Of course, it’s not just about giving it his all, because Ponzinibbio is enormously effective with a fast and furious fighting style that has earned him an impressive 21-2 pro record including 17 stoppages, 12 of those occurring in the first round. And who wouldn’t want to cheer on a welterweight who rushes his opponent, more than half the time scoring a knockout or securing a submission within the next few minutes?
The 28-year-old has successfully transferred his truly exciting brand of MMA from local leagues across South America to inside the Octagon, first as a cast member on The Ultimate Fighter Brazil 2. Storming his way to the tournament’s finals, Ponzinibbio earned the Knockout of the Season bonus against Marcio Santos and the Fight of the Season bonus with his unanimous decision win over Leonardo Santos. Unfortunately, Gente Boa broke his hand in that memorable battle, so Santos took Ponzinibbio’s place and went on to win the show by submitting William Macario at the finale.
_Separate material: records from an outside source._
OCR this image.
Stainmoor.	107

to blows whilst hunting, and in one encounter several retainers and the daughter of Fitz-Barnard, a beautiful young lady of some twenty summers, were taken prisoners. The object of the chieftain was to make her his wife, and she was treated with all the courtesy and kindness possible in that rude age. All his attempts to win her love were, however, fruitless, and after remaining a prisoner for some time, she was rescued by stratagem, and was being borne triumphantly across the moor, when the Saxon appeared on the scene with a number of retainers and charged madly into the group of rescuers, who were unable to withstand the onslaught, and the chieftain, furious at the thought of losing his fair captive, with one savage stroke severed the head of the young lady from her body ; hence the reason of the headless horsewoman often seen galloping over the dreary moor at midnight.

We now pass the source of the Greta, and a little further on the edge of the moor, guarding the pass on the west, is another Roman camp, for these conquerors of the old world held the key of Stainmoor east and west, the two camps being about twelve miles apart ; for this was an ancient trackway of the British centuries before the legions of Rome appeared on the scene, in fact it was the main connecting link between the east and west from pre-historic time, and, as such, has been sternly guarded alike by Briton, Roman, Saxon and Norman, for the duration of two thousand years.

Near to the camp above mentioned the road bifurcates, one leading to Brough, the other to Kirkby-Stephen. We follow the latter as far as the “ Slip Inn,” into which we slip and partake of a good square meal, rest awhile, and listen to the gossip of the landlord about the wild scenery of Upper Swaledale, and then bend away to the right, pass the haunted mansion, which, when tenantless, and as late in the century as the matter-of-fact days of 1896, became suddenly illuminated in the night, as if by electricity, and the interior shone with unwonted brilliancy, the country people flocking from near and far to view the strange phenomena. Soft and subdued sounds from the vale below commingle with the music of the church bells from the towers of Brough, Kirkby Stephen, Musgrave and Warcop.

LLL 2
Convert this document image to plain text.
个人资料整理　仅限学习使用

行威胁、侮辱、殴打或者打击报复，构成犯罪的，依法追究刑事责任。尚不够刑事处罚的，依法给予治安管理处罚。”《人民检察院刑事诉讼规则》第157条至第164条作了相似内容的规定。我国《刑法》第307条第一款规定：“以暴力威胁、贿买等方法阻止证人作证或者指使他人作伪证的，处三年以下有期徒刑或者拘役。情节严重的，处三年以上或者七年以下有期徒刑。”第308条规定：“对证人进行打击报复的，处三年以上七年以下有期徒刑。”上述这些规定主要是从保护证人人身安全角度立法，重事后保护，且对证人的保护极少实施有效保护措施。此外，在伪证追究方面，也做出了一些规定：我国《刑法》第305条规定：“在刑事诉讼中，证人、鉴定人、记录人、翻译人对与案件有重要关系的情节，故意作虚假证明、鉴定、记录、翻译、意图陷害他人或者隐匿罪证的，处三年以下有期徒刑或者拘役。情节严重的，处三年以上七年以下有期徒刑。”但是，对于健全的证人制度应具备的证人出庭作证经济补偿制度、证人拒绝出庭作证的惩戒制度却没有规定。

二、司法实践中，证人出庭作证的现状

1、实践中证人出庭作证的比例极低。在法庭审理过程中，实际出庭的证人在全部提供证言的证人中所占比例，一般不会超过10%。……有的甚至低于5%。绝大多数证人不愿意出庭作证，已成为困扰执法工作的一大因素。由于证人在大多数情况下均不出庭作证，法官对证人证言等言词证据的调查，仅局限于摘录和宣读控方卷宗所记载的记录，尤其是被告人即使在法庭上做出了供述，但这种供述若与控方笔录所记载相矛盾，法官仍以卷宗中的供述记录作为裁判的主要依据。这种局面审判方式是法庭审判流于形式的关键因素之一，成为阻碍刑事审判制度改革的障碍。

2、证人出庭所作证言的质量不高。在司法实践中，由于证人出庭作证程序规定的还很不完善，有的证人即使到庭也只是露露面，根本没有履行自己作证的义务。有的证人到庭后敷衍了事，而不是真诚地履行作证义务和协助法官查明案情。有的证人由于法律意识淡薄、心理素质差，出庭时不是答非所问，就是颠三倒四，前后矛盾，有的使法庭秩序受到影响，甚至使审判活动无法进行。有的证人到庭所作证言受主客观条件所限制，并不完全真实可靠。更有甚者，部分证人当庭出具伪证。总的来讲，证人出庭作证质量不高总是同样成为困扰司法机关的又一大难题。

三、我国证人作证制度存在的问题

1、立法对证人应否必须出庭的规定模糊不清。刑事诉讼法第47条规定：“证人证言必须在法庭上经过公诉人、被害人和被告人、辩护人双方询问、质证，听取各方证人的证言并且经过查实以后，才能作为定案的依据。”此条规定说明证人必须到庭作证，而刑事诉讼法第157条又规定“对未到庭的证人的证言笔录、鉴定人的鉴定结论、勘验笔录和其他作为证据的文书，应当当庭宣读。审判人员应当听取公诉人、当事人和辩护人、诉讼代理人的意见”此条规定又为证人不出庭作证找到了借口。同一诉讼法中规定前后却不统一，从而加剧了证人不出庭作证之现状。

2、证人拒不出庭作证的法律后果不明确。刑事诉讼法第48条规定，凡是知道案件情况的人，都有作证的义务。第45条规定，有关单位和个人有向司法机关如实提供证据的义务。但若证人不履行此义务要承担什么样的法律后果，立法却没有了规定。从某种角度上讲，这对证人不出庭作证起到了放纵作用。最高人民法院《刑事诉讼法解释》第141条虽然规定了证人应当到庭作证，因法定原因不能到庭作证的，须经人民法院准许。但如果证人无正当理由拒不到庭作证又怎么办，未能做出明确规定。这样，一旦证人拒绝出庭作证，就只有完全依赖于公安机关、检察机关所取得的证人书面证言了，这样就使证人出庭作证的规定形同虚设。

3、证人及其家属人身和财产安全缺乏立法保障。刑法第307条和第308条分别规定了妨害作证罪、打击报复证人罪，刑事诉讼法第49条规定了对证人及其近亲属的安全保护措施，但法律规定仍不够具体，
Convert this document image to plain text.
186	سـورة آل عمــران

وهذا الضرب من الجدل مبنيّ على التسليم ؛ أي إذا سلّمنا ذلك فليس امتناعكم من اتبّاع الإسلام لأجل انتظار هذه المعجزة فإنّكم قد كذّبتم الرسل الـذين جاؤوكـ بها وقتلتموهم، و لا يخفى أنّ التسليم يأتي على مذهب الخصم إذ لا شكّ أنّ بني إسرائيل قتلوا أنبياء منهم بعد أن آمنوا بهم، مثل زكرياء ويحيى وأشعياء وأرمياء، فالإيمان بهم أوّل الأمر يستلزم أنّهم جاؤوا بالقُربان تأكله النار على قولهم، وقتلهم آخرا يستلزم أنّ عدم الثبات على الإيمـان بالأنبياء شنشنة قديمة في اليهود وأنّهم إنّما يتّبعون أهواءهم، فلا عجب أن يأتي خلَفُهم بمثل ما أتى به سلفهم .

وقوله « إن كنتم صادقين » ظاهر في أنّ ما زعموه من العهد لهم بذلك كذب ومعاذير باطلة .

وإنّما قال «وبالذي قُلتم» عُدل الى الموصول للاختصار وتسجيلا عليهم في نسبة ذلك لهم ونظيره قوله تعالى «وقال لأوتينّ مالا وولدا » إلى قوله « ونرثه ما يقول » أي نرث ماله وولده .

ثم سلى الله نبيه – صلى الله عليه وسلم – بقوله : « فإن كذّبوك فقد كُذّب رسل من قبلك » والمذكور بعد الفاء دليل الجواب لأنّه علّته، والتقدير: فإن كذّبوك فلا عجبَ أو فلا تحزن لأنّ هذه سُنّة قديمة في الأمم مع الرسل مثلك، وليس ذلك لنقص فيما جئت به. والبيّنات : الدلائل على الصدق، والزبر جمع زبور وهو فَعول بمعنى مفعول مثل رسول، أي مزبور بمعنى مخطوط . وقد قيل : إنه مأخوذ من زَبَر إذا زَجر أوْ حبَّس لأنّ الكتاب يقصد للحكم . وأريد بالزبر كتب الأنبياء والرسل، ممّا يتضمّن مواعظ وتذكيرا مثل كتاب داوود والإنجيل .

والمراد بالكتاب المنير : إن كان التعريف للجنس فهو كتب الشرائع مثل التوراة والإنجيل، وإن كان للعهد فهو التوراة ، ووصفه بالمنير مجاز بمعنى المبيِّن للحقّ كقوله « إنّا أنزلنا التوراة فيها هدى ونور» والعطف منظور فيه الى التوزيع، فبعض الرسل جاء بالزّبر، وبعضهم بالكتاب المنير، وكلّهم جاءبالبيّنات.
Since TUF Brazil 2, Ponzinibbio has gone 2-1 inside the Octagon, with back-to-back wins in his most recent outings. After a hard fought decision loss to the then-undefeated Ryan LaFlare in his debut, Gente Boa dropped and stopped TUF Brazil 3 alum Wendell Oliveira in only 80 seconds last September. Earlier this year at UFC Fight Night Bigfoot vs. Mir, Ponzinibbio took a step-up in competition as he met the undefeated Sean “Tarzan” Strickland who was 2-0 inside the Octagon and dropping down from middleweight.
“I was very motivated,” Ponzinibbio said of his mental state going into the bout. “I knew it would be a good fight because he was undefeated for 15 fights. I was happy with my performance, but there are always things to improve. I knew his boxing was good and it was my strategy to keep a short distance and not give him the chance to attack.”
It may have not been a finish like he always aims for, but Ponzinibbio kept relentless pressure on Strickland in the stand-up, earning 30-27 scorecards from all three judges. For 15 minutes, the Argentinean was able to subdue the long and technical striking of Strickland and keep his foe off balance and a little gun shy, while landing more shots of his own. It was a controlling victory through pace and space, which showed a maturation to Ponzinibbio’s usual “swing first and ask questions later” attack.
Up next, Ponzinibbio will head to Hollywood, Florida for UFC Fight Night: Machida vs. Romero and a bout with “The Monsoon,” Lorenz Larkin. In January, Larkin made his emphatic entrance into the welterweight division by scoring a first-round knockout of John Howard and earning a Performance of the Night bonus in the process.
With an overall 15-4, 1 NC pro record, Larkin has had success at heavier classes, but he may have found his optimal fighting weight with the recent drop to 170 pounds. And in addition to this bout having two aggressive strikers in it, Larkin is a teammate of Strickland’s and will be looking to get some revenge for Millennia MMA.
“He is a great fighter, very experienced and versatile,” Ponzinibbio said. “I have no doubt it will be an amazing fight, probably the most exciting fight in the event. I will give more than 100 percent, like I always do. I will fight with my heart and give the best of me.”
In preparation for Larkin, Ponzinibbio is busy training with the vaunted American Top Team in Coconut Creek, Florida. Helping to keep his kickboxing - which Ponzinibbio started when he was 13 - sharp is Muay Thai coach Vitelmo “Katel” Kubis. In charge of making sure Gente Boa’s BJJ black belt is up to snuff is highly-regarded 3rd degree BJJ black belt Ailton Barbosa.
Although this bout is less than an hour from where he trains at ATT, this will be Ponzinibbio’s first scrap in the United States. For those thinking about rooting on Ponzinibbio, but are unfamiliar with his nickname’s origins - just know he’s called it because he’s a genuinely good guy.
“It means ‘Nice Guy’ and it was given to me when I participated in the TUF Brazil.” Ponzinibbio said. “There is a rivalry between Argentina and Brazil because of soccer. So when I was in the TUF house they were expecting some rivalry because I'm Argentinean and that didn't happen. Brazil is my second home and I have a lot of respect for my Brazilian fans and friends.”
This Saturday in Hollywood, Florida, welterweights will war as Ponzinibbio will try with all his might to give the fans some fireworks against Larkin. “I fight with my heart and I train hard to accomplish my goals,” said Ponzinibbio. “I will always give my best.”